Hello,
I’m having trouble with using large datasets in Dash. My app workflow is like so:
- User inputs a filename for a dataset
- This data gets loaded and stored into dcc.Store. An image of summary statistics of the data then gets calculated and displayed
- When the user clicks on a specific portion of the summary image, “local” summary statistics are re-calculated (which require the original dataset), and new figures are displayed in a neighboring plot
The files that get loaded are generally on the order of gigabytes. The issue is that when (3) occurs, the retrieval of the stored data takes too long and impacts the interactivity of the app (it will take >10 seconds for the app to retrieve the stored data and then subsequently calculate local summary statistics and replot). Pre-calculating the local summary statistics in (3) is out of the question because there are too many options for where a user could possibly click, and moreover, the user-selected field-of-view in the (2) summary image is also taken into account. In short, the calculations from (3) must be done on the fly and cannot be pre-stored.

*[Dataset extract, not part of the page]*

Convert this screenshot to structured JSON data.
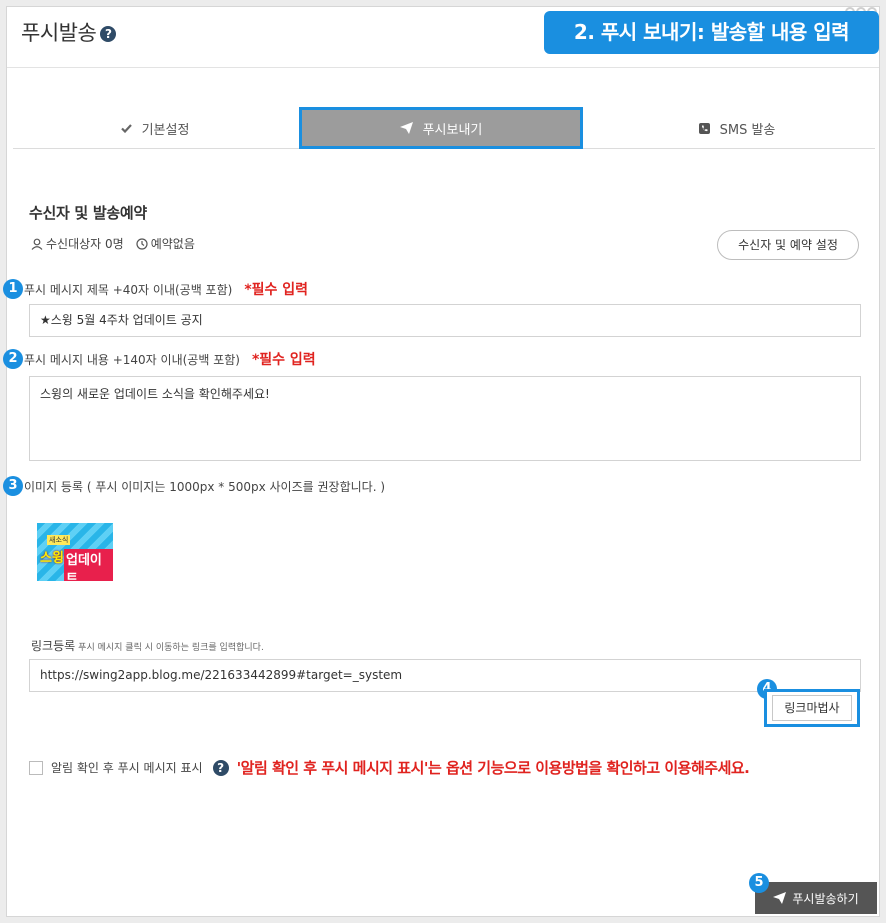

I’ve narrowed the bottleneck down to being the retrieval of the data in dcc.Store, since when I hard-code the file upload and load the data as global variables, the speed of (3) is not an issue.
I’ve tried to use server side caching and also have implemented the dash_extension.enrich library so that the data in dcc.Store do not have to be switched into json format; I store them directly as dictionaries. However it seems like the dash_extensions.callback library from the server side caching solution and the dash_extension.enrich library (which allows dictionary storage) are not part of the same dash_extensions version, which means they cannot be used simultaneously. Moreover, I am still not completely sure if the solution posed in server side caching will even solve my issue, since I have not yet had a chance to completely implement it due to the aforementioned incompatibility.
Any suggestions or feedback would be greatly appreciated. Thank you so much in advance!